Unions brought legal challenges that required the city to create exemptions for medical or religious reasons for DOE employees who would then work outside of school settings. The U.S. Supreme Court decided to not hear a similar case brought by New York City teachers, given the longstanding legal precedent for vaccine mandates. Anyone whose requests for exemptions were rejected would be put on unpaid leave.
The Second Circuit ruling reiterates that the vaccination mandate itself is not unconstitutional: “Attempting to safely reopen schools amid a pandemic that has hit New York City particularly hard, the City decided, in accordance with CDC guidance, to require vaccination for all DOE staff as an emergency measure. This was a reasonable exercise of the State’s power to act to protect the public health,” the decision said.
But the ruling agreed that the way the DOE’s arbitrators judged religious exemption applications under its "accommodation standards" was “constitutionally suspect.”
“Denying religious accommodations based on the criteria outlined in the accommodation standards, such as whether an applicant can produce a letter from a religious official, is not narrowly tailored to serve the government’s interest in preventing the spread of COVID-19,” the ruling said.
Michael Kane, a Queens special education teacher who was one of the plaintiffs in the lawsuit, said the ruling was “a big victory.”

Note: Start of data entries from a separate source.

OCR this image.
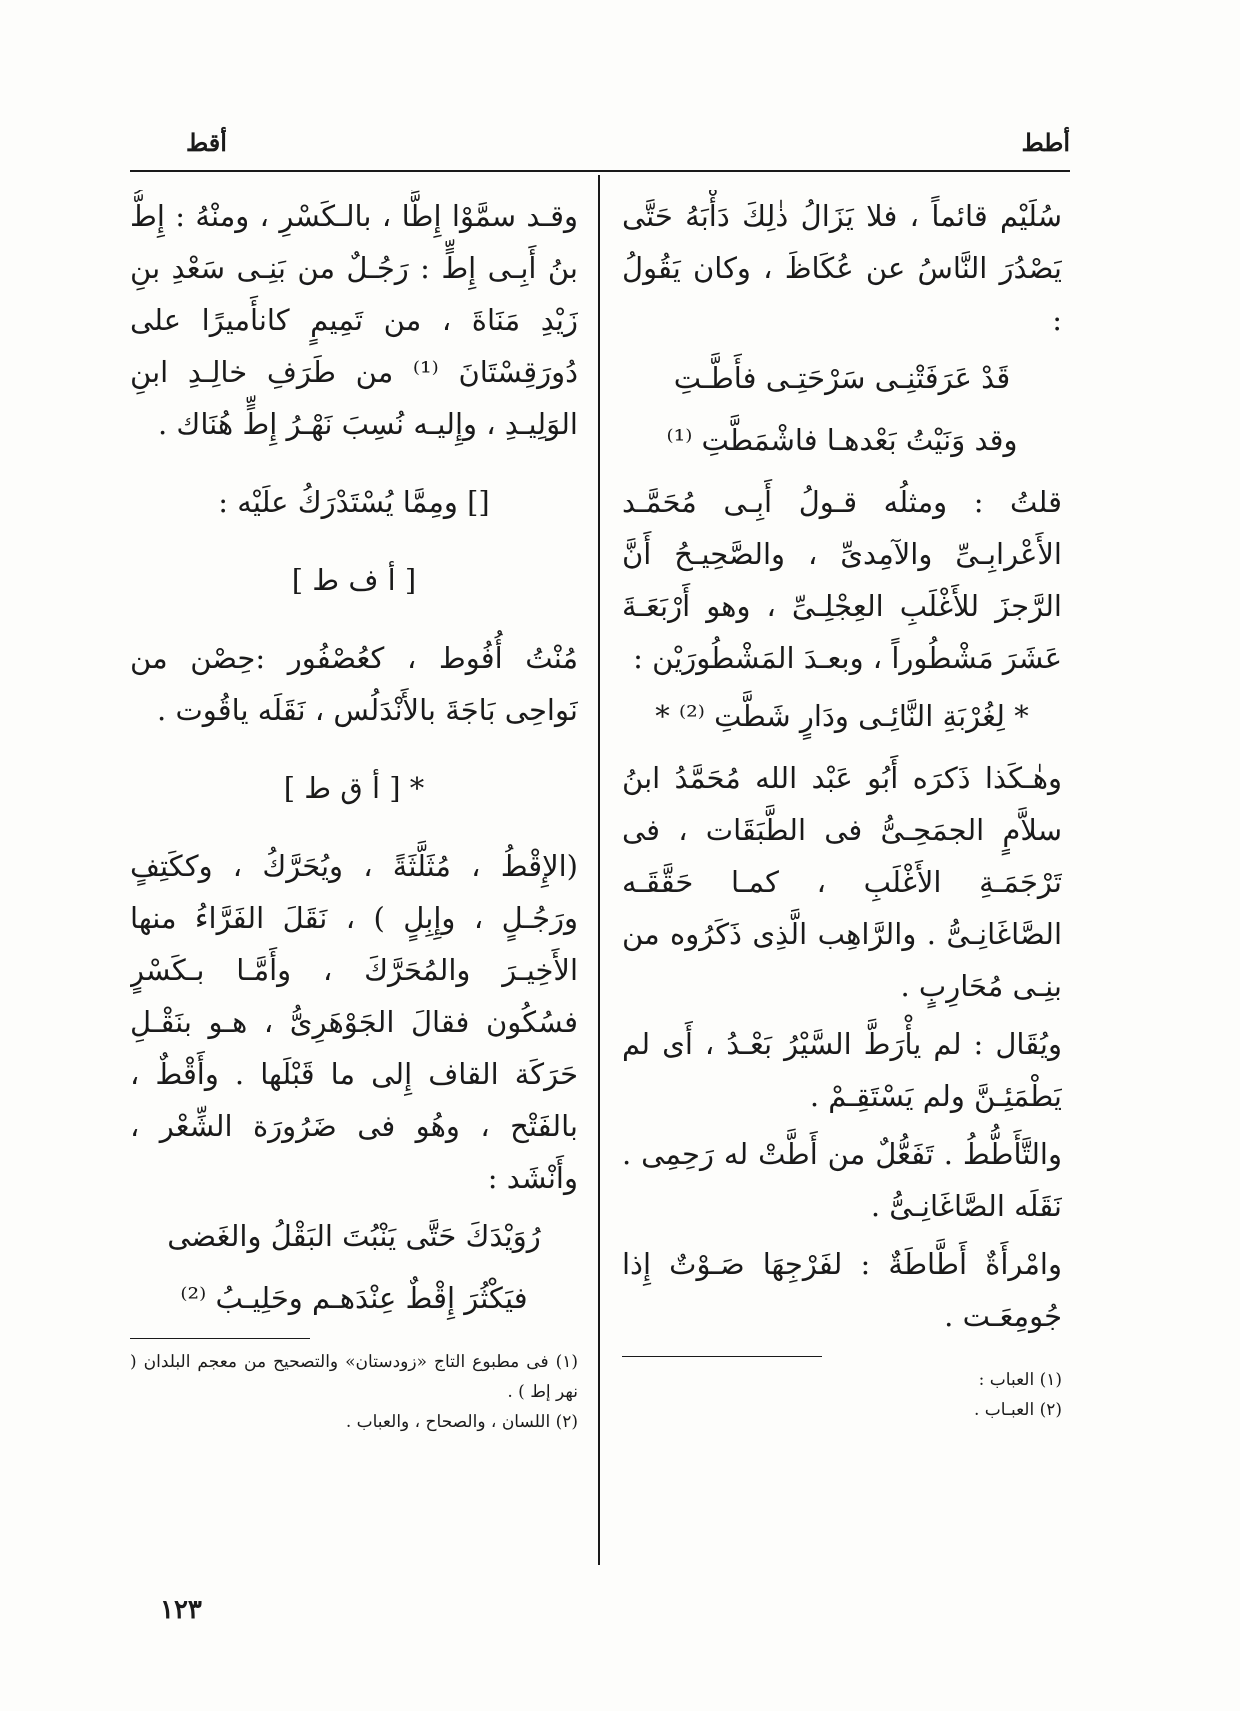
أطط
أقط

سُلَيْم قائماً ، فلا يَزَالُ ذٰلِكَ دَأْبَهُ حَتَّى يَصْدُرَ النَّاسُ عن عُكَاظَ ، وكان يَقُولُ :

قَدْ عَرَفَتْنِـى سَرْحَتِـى فأَطَّـتِ

وقد وَنَيْتُ بَعْدهـا فاشْمَطَّتِ ⁽¹⁾

قلتُ : ومثلُه قـولُ أَبِـى مُحَمَّـد الأَعْرابِـىِّ والآمِدىِّ ، والصَّحِيـحُ أَنَّ الرَّجزَ للأَغْلَبِ العِجْلِـىِّ ، وهو أَرْبَعَـةَ عَشَرَ مَشْطُوراً ، وبعـدَ المَشْطُورَيْن :

* لِغُرْبَةِ النَّائِـى ودَارٍ شَطَّتِ ⁽²⁾ *

وهٰـكَذا ذَكرَه أَبُو عَبْد الله مُحَمَّدُ ابنُ سلاَّمٍ الجمَحِـىُّ فى الطَّبَقَات ، فى تَرْجَمَـةِ الأَغْلَبِ ، كمـا حَقَّقَـه الصَّاغَانِـىُّ . والرَّاهِب الَّذِى ذَكَرُوه من بنِـى مُحَارِبٍ .

ويُقَال : لم يأْرَطَّ السَّيْرُ بَعْـدُ ، أَى لم يَطْمَئِـنَّ ولم يَسْتَقِـمْ .

والتَّأَطُّطُ . تَفَعُّلٌ من أَطَّتْ له رَحِمِى . نَقَلَه الصَّاغَانِـىُّ .

وامْرأَةٌ أَطَّاطَةٌ : لفَرْجِهَا صَـوْتٌ إِذا جُومِعَـت .

(١) العباب :
(٢) العبـاب .

وقـد سمَّوْا إِطًّا ، بالـكَسْرِ ، ومنْهُ : إِطُّ بنُ أَبِـى إِطٍّ : رَجُـلٌ من بَنِـى سَعْدِ بنِ زَيْدِ مَنَاةَ ، من تَمِيمٍ كانأَميرًا على دُورَقِسْتَانَ ⁽¹⁾ من طَرَفِ خالِـدِ ابنِ الوَلِيـدِ ، وإِليـه نُسِبَ نَهْـرُ إِطٍّ هُنَاك .

[] ومِمَّا يُسْتَدْرَكُ علَيْه :

[ أ ف ط ]

مُنْتُ أُفُوط ، كعُصْفُور :حِصْن من نَواحِى بَاجَةَ بالأَنْدَلُس ، نَقَلَه ياقُوت .

* [ أ ق ط ]

(الإِقْطُ ، مُثَلَّثَةً ، ويُحَرَّكُ ، وككَتِفٍ ورَجُـلٍ ، وإِبِلٍ ) ، نَقَلَ الفَرَّاءُ منها الأَخِيـرَ والمُحَرَّكَ ، وأَمَّـا بـكَسْرٍ فسُكُون فقالَ الجَوْهَرِىُّ ، هـو بنَقْـلِ حَرَكَة القاف إِلى ما قَبْلَها . وأَقْطٌ ، بالفَتْح ، وهُو فى ضَرُورَة الشِّعْر ، وأَنْشَد :

رُوَيْدَكَ حَتَّى يَنْبُتَ البَقْلُ والغَضى

فيَكْثُرَ إِقْطٌ عِنْدَهـم وحَلِيـبُ ⁽²⁾

(١) فى مطبوع التاج «زودستان» والتصحيح من معجم البلدان ( نهر إط ) .
(٢) اللسان ، والصحاح ، والعباب .
١٢٣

“So now the named plaintiffs get to reapply again,” Kane told WNYC/Gothamist in a phone interview. “We don't really have confirmation that this process is also constitutional or not, but we're going to reapply.”
Kane applied for the religious exemption based on what he called a “hybrid” faith. “Mine is a hybrid that I see overlap with Christianity and Buddhism,” Kane said.
His application was rejected, and he was placed on unpaid leave. Kane said of the vaccine mandate that “this has nothing to do with public health. This is all political.”
“You can't say one person's belief is superior to another. That's not how our country was founded,” he added.
A spokesperson for the city’s Law Department said the ruling actually upholds the vaccination mandate while allowing the 15 DOE employees to reapply for exemptions, and could possibly be extended to more DOE employees who had their religious exemptions denied. The DOE did not respond to repeated requests for the number of employees who had their religious exemption applications denied or how many employees were put on unpaid leave.
“The court rightly recognized that our employee vaccination mandate is valid and a rational response to these challenging times. As to the plaintiffs' as-applied claims, this is a narrow ruling that simply affords the plaintiffs an additional process, as the City itself had proposed. The City is also making a similar process available to the small number of affected employees. We look forward to addressing the matter further in the district court,” Law Department spokesperson Nick Paolucci said in a statement.
The United Federation of Teachers union said they were discussing the decision’s implications for its membership.
"We are in discussions with the city to ensure that the rights of all UFT members potentially affected by this decision are protected," a UFT spokesperson said in a statement.
De Blasio ultimately expanded the vaccination mandate to include all city agencies. On Monday, the largest police union filed a lawsuit against the NYPD arguing the department is not fairly handling the 6,500 requests for medical or religious exemptions, the Daily News reported.